7
votes

I'm using scikit-learn's RFECV class to perform feature selection. I'm interested in identifying the relative importance of a bunch of variables. However, scikit-learn returns the same ranking (1) for multiple variables. This can also be seen in their example code:

>>> from sklearn.datasets import make_friedman1
>>> from sklearn.feature_selection import RFECV
>>> from sklearn.svm import SVR
>>> X, y = make_friedman1(n_samples=50, n_features=10, random_state=0)
>>> estimator = SVR(kernel="linear")
>>> selector = RFECV(estimator, step=1, cv=5)
>>> selector = selector.fit(X, y)
>>> selector.support_ 
array([ True,  True,  True,  True,  True, False, False, False, False,
       False])
>>> selector.ranking_
array([1, 1, 1, 1, 1, 6, 4, 3, 2, 5])

Is there a way I can make scikit-learn also identify the relative importance between the top features?

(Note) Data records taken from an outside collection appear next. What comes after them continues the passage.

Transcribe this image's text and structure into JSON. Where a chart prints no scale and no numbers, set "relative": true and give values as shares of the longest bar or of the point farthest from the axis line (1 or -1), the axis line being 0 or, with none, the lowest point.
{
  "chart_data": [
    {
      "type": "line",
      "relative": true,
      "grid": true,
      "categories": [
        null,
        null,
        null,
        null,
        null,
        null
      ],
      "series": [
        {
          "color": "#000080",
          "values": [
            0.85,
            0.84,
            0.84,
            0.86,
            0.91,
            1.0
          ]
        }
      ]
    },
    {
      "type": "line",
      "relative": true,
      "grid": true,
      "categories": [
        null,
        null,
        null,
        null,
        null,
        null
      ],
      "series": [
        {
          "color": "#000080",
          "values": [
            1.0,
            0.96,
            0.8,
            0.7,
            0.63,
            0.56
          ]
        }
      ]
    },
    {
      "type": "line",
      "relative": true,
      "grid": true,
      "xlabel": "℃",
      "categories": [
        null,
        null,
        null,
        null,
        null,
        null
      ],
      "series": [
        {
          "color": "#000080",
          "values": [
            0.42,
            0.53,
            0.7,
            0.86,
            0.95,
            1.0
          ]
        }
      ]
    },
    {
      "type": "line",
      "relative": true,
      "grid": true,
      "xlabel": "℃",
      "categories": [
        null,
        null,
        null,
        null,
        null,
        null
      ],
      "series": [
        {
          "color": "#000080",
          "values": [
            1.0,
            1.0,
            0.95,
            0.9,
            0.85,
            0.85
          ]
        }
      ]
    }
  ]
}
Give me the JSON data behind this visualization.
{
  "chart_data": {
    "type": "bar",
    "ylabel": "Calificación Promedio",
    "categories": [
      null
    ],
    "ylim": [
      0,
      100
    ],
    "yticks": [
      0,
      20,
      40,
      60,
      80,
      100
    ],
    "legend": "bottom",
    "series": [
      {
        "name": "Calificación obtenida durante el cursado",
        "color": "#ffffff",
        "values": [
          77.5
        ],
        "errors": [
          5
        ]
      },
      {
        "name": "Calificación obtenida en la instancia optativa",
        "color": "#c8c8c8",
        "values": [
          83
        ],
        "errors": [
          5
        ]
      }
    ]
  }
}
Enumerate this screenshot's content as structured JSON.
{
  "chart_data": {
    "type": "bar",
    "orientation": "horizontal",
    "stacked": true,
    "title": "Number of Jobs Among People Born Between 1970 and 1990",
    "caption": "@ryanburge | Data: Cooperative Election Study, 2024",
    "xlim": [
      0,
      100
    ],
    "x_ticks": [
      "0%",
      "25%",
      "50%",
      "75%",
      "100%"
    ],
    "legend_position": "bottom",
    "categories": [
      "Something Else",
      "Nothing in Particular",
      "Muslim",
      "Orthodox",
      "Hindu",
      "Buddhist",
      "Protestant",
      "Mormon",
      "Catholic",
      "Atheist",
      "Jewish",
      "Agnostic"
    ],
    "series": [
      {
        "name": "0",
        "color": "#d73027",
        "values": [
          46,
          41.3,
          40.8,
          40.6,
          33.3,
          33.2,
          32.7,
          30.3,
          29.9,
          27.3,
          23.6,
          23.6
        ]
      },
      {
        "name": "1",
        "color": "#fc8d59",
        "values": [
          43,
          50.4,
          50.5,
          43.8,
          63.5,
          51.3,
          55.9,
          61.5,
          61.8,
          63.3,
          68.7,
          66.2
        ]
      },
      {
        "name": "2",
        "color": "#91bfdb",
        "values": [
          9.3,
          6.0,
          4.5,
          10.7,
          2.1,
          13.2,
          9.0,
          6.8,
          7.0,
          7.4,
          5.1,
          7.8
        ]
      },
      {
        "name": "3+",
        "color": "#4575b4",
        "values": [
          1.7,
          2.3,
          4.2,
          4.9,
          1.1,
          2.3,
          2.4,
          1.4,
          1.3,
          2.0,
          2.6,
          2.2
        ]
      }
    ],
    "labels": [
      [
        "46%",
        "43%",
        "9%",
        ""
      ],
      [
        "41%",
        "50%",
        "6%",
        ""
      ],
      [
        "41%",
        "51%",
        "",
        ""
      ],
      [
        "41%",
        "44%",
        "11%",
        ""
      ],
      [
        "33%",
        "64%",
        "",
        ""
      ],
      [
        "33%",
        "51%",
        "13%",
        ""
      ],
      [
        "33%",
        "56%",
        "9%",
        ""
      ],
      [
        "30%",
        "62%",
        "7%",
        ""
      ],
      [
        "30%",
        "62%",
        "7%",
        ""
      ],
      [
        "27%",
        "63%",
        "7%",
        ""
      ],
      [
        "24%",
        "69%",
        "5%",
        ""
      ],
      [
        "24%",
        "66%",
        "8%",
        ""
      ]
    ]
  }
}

I'm happy to increase the number of trees or similar if that's needed. Related to this, is there a way to see the confidence of this ranking?

1
I think this question would me more appropriate for stats.stackexchange.comThiago Barcala
Fair. I'd be happy to have it moved. If any moderators see this, please feel free to move it :)pir
I think most scikit-learn questions are on SO, so I think I'd keep it here.Andreas Mueller
You are using linear SVR, you can try changing it to 'poly'.cho_uc

1 Answers

6
votes

The goal of RFECV is to select the optimum number of features, so it does cross-validation over the number of features selected. In your case, it selected to keep 5 features. Then the model is refit on the whole data set until only 5 features remain. These are not removed, so they are not ranked in RFE.

You could get a ranking for all features by just running RFE

from sklearn.datasets import make_friedman1
from sklearn.feature_selection import RFE
from sklearn.svm import SVR
X, y = make_friedman1(n_samples=50, n_features=10, random_state=0)
estimator = SVR(kernel="linear")
selector = RFE(estimator, step=1, n_features_to_select=1)
selector = selector.fit(X, y)
selector.ranking_

array([ 4, 3, 5, 1, 2, 10, 8, 7, 6, 9])

You might ask yourself why the ranking from the cross-validation is not kept, which computed a ranking for all features. However, for each split in the cross-validation, the features might have been ranked differently. So alternatively RFECV could return 5 different rankings and you could compare them. That's not the interface, though (but would also be easy to accomplish with RFE and doing the cv yourself).

On a different note, this might not be the best way to compute the influence of the features and looking at coefficients directly or maybe permutation importance might be more informative.